Jim Paras ’58 has discovered the ideal way to lead a balanced life.
The founder of Jade Mountain Winery, Paras has been both a wine producer and lawyer since 1988, when he began to demonstrate that wines comparable to the best offered by France’s Rhône Valley could be produced in California.
“The climate, soils, and growing conditions, particularly in the Napa Valley, were more like southern France than like the more northern Bordeaux or Burgundy regions,” he said. His passion was shared by Douglas Danielak, Jade Mountain’s wine maker, an American who had studied wine making in Burgundy. The two set out to create the wines they both envisioned.
An expert in labor and employment law, Paras “fell in love” with the San Francisco Bay area soon after law school, when his job as an associate chief of the Supreme Court branch of the National Labor Relations Board in Washington, D.C., required him to argue in the Ninth Circuit. In 1966, he moved west and became the 24th lawyer to join Morrison and Foerster in San Francisco. Today Paras practices three-plus days a week at Morrison and Foerster, where he is senior of counsel to the now 800-person firm, and works two days a week at the Paras Vineyard on Mount Veeder overlooking the Napa Valley.
Paras enjoys the “endless challenges and terrific gratification” of his work with the vineyards and the winery as he supervises his crew of four, negotiates contracts with growers, helps to determine when the first grapes should be picked, and in the spring helps taste and compare the newly fermented wine to determine which barrels make the grade for a particular blend. “You need a lot of patience.
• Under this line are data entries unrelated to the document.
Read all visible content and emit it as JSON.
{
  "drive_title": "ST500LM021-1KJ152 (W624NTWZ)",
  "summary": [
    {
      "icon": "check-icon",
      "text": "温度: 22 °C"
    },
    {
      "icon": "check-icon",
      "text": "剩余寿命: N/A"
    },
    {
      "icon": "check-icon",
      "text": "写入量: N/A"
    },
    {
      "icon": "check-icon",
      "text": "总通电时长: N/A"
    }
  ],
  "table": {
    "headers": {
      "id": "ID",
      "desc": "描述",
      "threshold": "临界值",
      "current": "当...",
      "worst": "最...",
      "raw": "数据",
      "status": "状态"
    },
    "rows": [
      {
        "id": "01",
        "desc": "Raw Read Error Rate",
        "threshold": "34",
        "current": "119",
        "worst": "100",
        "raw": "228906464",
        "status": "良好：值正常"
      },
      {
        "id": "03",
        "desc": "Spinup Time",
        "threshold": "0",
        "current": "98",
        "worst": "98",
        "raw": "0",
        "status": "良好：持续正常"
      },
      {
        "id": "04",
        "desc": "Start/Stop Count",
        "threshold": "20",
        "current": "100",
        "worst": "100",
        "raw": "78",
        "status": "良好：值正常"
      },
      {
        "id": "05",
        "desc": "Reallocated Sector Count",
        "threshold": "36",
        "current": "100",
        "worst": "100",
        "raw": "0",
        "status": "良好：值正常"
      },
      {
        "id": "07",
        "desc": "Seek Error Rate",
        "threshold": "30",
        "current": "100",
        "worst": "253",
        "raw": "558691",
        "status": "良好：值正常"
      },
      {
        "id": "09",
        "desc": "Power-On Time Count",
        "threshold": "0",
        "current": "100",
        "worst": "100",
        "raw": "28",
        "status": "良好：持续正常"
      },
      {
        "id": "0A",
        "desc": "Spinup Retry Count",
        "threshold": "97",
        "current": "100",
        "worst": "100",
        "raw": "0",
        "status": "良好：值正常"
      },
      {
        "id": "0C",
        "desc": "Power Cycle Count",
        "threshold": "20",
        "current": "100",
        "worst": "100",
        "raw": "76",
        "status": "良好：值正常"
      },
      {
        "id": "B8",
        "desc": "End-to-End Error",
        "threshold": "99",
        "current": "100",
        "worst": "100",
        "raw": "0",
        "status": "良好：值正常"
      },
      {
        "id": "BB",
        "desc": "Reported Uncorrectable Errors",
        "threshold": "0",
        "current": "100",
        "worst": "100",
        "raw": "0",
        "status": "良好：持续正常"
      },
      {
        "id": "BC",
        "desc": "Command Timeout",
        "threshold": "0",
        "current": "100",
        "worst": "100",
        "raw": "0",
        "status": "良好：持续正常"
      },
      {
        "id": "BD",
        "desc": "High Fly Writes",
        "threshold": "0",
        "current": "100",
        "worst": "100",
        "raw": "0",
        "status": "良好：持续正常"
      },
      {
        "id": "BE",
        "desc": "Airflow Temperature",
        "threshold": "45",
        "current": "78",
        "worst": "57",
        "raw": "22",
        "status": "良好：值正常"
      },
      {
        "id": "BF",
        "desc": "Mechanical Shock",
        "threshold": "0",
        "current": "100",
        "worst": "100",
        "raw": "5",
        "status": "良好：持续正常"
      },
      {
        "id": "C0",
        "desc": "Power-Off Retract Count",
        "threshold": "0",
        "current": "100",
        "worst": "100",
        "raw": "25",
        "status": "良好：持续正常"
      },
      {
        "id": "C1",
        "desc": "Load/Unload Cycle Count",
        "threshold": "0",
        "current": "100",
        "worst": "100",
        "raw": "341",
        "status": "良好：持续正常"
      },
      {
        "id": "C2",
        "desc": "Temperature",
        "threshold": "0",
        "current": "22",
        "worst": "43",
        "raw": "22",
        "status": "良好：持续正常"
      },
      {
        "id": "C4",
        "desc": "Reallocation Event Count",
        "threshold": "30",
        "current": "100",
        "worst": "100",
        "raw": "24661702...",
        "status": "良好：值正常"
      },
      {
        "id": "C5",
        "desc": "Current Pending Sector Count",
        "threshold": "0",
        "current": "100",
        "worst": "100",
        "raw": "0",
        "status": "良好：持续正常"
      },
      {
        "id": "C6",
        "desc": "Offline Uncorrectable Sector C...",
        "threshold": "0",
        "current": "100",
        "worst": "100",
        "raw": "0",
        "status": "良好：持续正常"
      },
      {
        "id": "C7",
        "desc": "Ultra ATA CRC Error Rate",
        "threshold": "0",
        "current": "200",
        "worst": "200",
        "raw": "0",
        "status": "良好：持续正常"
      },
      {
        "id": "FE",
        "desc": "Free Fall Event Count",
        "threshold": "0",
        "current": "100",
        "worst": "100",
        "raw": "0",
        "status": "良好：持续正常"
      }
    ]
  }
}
You get only one vintage per year so you better get it right,” he said.
In 1989 Jade Mountain released its first varietal Mourvedre with a grand total of 188 cases. Soon after, the winery produced its own Rhône-style wine, La Provençale: a blend of Mourvedre, Syrah, and Grenache grapes.
Concurrently Paras and Danielak began a search for the perfect place to grow their own grapes for the Rhône-style wine they had originally set out to produce. In 1991, after almost three years of “climbing what seemed to be every hillside in Napa and Sonoma,” they found what they believed to be the ideal location, an old vineyard 1,200 feet above the Napa Valley on top of Mount Veeder. The land was replanted with Syrah, Viognier, Grenache, and some Merlot and Cabernet Sauvignon vines, a process Paras compares to “building the Grand Coulee Dam on a small scale.” In 1994 Jade Mountain produced 74 cases of its first Syrah from the Mount Veeder vineyard. The winery quickly emerged as one of California’s elite wineries, winning top marks from prominent international wine critics.
In April, with the success of the winery resulting in the annual production of 8,000 to 10,000 cases of wine, Paras sold the Jade Mountain brand name to the Chalone Wine Group. His new venture, Paras Vineyard, will allow him to go back to “something more manageable.”
“Now we are out to produce what I think will be one of California’s greatest Cabernets. Five hundred cases, a 1999 vintage, will be released next fall.”
His twin passions for law and wine making have complemented each other over the years, Paras says. “By and large, lawyers are supposed to be analytical and dispassionate. Wine people are analytical, perhaps, but they certainly are not dispassionate. I guess by exercising both the intellectual and emotional sides of the brain, I have found the perfect blend.”